= Martin Schippert =

Swiss Hells' Angel

Martin "Tino" Schippert (1 May 1946 – 1981) was a Swiss "Halbstarker" (member of a youth subculture similar to Beatniks or Yobbo), Rocker, a so-called "68er" and is considered to be founder of the Hells Angels in Switzerland. Schippert grew up in an upper-class environment, at the Zürichberg. He suffered from various illnesses. Because of his health, he had to live in the Kindererholungsheim Celerina, to recover. After finishing school, Schippert chose an apprenticeship as a Rhine sailor.

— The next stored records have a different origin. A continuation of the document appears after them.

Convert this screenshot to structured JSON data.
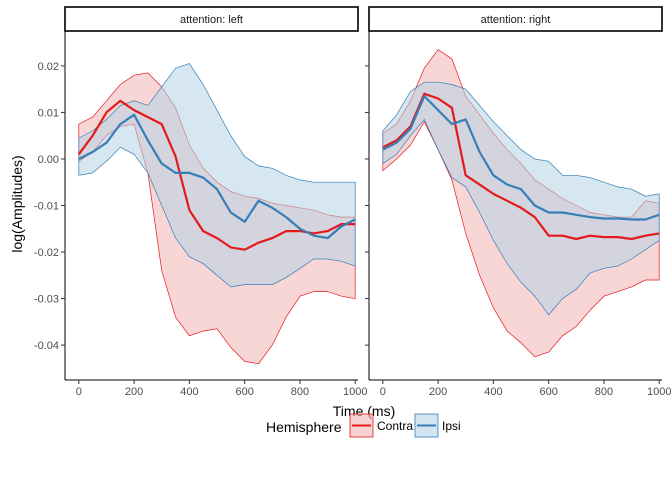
{
  "chart_data": {
    "type": "line",
    "style": "line with shaded ribbon (confidence band), faceted",
    "xlabel": "Time (ms)",
    "ylabel": "log(Amplitudes)",
    "xlim": [
      -50,
      1010
    ],
    "ylim": [
      -0.0475,
      0.0275
    ],
    "x_ticks": [
      0,
      200,
      400,
      600,
      800,
      1000
    ],
    "y_ticks": [
      -0.04,
      -0.03,
      -0.02,
      -0.01,
      0.0,
      0.01,
      0.02
    ],
    "y_tick_labels": [
      "-0.04",
      "-0.03",
      "-0.02",
      "-0.01",
      "0.00",
      "0.01",
      "0.02"
    ],
    "grid": false,
    "legend": {
      "title": "Hemisphere",
      "position": "bottom",
      "entries": [
        {
          "name": "Contra",
          "line_color": "#E41A1C",
          "fill_color": "#F4B4B5"
        },
        {
          "name": "Ipsi",
          "line_color": "#377EB8",
          "fill_color": "#B5D3E6"
        }
      ]
    },
    "panels": [
      {
        "strip_label": "attention: left",
        "series": [
          {
            "name": "Contra",
            "x": [
              0,
              50,
              100,
              150,
              200,
              250,
              300,
              350,
              400,
              450,
              500,
              550,
              600,
              650,
              700,
              750,
              800,
              850,
              900,
              950,
              1000
            ],
            "y": [
              0.001,
              0.005,
              0.01,
              0.0125,
              0.0105,
              0.009,
              0.0075,
              0.0005,
              -0.011,
              -0.0155,
              -0.017,
              -0.019,
              -0.0195,
              -0.018,
              -0.017,
              -0.0155,
              -0.0155,
              -0.016,
              -0.0155,
              -0.014,
              -0.014
            ],
            "upper": [
              0.0075,
              0.009,
              0.0125,
              0.016,
              0.018,
              0.0185,
              0.0155,
              0.011,
              0.003,
              -0.002,
              -0.005,
              -0.007,
              -0.008,
              -0.0085,
              -0.0095,
              -0.01,
              -0.0105,
              -0.011,
              -0.012,
              -0.0125,
              -0.0125
            ],
            "lower": [
              -0.0005,
              0.0015,
              0.005,
              0.007,
              0.0075,
              -0.003,
              -0.024,
              -0.034,
              -0.038,
              -0.037,
              -0.0365,
              -0.0405,
              -0.0435,
              -0.044,
              -0.04,
              -0.034,
              -0.0295,
              -0.0285,
              -0.0285,
              -0.0295,
              -0.03
            ]
          },
          {
            "name": "Ipsi",
            "x": [
              0,
              50,
              100,
              150,
              200,
              250,
              300,
              350,
              400,
              450,
              500,
              550,
              600,
              650,
              700,
              750,
              800,
              850,
              900,
              950,
              1000
            ],
            "y": [
              0.0,
              0.0015,
              0.0035,
              0.0075,
              0.0095,
              0.004,
              -0.001,
              -0.003,
              -0.003,
              -0.004,
              -0.0065,
              -0.0115,
              -0.0135,
              -0.009,
              -0.0105,
              -0.0125,
              -0.015,
              -0.0165,
              -0.017,
              -0.0145,
              -0.013
            ],
            "upper": [
              0.0045,
              0.006,
              0.0085,
              0.0115,
              0.0125,
              0.0115,
              0.0155,
              0.0195,
              0.0205,
              0.016,
              0.0105,
              0.005,
              0.0005,
              -0.0015,
              -0.002,
              -0.0035,
              -0.0045,
              -0.005,
              -0.005,
              -0.005,
              -0.005
            ],
            "lower": [
              -0.0035,
              -0.003,
              -0.0005,
              0.0025,
              0.001,
              -0.003,
              -0.01,
              -0.017,
              -0.021,
              -0.0225,
              -0.025,
              -0.0275,
              -0.027,
              -0.027,
              -0.027,
              -0.0255,
              -0.0235,
              -0.0215,
              -0.0215,
              -0.022,
              -0.023
            ]
          }
        ]
      },
      {
        "strip_label": "attention: right",
        "series": [
          {
            "name": "Contra",
            "x": [
              0,
              50,
              100,
              150,
              200,
              250,
              300,
              350,
              400,
              450,
              500,
              550,
              600,
              650,
              700,
              750,
              800,
              850,
              900,
              950,
              1000
            ],
            "y": [
              0.0025,
              0.004,
              0.007,
              0.014,
              0.013,
              0.011,
              -0.0035,
              -0.0055,
              -0.0075,
              -0.009,
              -0.0105,
              -0.0125,
              -0.0165,
              -0.0165,
              -0.0172,
              -0.0165,
              -0.0168,
              -0.0168,
              -0.0172,
              -0.0165,
              -0.016
            ],
            "upper": [
              0.0055,
              0.0075,
              0.0125,
              0.0195,
              0.0235,
              0.0215,
              0.0135,
              0.0095,
              0.0055,
              0.002,
              -0.001,
              -0.0045,
              -0.0065,
              -0.0085,
              -0.01,
              -0.0115,
              -0.012,
              -0.0125,
              -0.0125,
              -0.009,
              -0.0095
            ],
            "lower": [
              -0.0025,
              0.0,
              0.003,
              0.008,
              0.002,
              -0.0045,
              -0.016,
              -0.025,
              -0.032,
              -0.037,
              -0.0395,
              -0.0425,
              -0.0415,
              -0.038,
              -0.036,
              -0.0325,
              -0.0295,
              -0.0285,
              -0.0275,
              -0.026,
              -0.026
            ]
          },
          {
            "name": "Ipsi",
            "x": [
              0,
              50,
              100,
              150,
              200,
              250,
              300,
              350,
              400,
              450,
              500,
              550,
              600,
              650,
              700,
              750,
              800,
              850,
              900,
              950,
              1000
            ],
            "y": [
              0.002,
              0.0035,
              0.0065,
              0.0135,
              0.0105,
              0.0075,
              0.0085,
              0.0015,
              -0.0035,
              -0.0055,
              -0.0065,
              -0.01,
              -0.0115,
              -0.0115,
              -0.012,
              -0.0125,
              -0.0128,
              -0.0128,
              -0.013,
              -0.013,
              -0.012
            ],
            "upper": [
              0.006,
              0.0095,
              0.0145,
              0.0165,
              0.0165,
              0.016,
              0.015,
              0.0115,
              0.008,
              0.005,
              0.002,
              0.0,
              -0.0005,
              -0.0035,
              -0.0035,
              -0.004,
              -0.005,
              -0.006,
              -0.0065,
              -0.008,
              -0.0075
            ],
            "lower": [
              -0.001,
              0.001,
              0.005,
              0.0085,
              0.002,
              -0.004,
              -0.006,
              -0.0115,
              -0.0175,
              -0.0225,
              -0.0265,
              -0.0295,
              -0.0335,
              -0.03,
              -0.028,
              -0.0245,
              -0.0235,
              -0.023,
              -0.0215,
              -0.0195,
              -0.0175
            ]
          }
        ]
      }
    ]
  }
}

In 1965, Schippert survived a grave motorcycle accident, but he passed what is referred to as the "Biker test": He wanted to ride a motorbike again, after all the pain he suffered. Schippert founded the Rächer Basel, a Halbstarken group which did not persist for a long time. He then joined the Zürich Rächer (Revengers) and became their leader in 1966. The group was renamed to Lone-Stars. From 19 November 1966 on, he was imprisoned for four months on remand. Then he had to appear in court and was condemned to 18 months of prison. Perhaps suffering a "meaning-of-life-crisis", he relinquished his Lone-Star-leadership. But during a long car journey (one destination is, amongst others, the International Song Days in Essen, Germany), he got inspired again, thanks to someone reading out Freewheelin Frank, a type of autobiography and speech of a Hells Angels secretary.

The Lone-Stars wanted to become real Hells Angels. The group began calling itself with the double name Hells Angels-Lone-Stars — without permission. But when that came to the attention of Cisco Valderrama, a leader of the Oakland's Hells Angels, he advised the Swiss that they have to get a permission and pass prospectship. Christmas 1970, Schippert received the formal acknowledgment that his club was worthy to call itself Hells Angels. In 1981, Schippert died in Tutilimundi, Bolivia, as "Carlos Martin Schippert". The exact circumstances are not clear. He was a source of inspiration for writer Friedrich Dürrenmatt, who was acquainted with him – Sergius Golowin brought them together.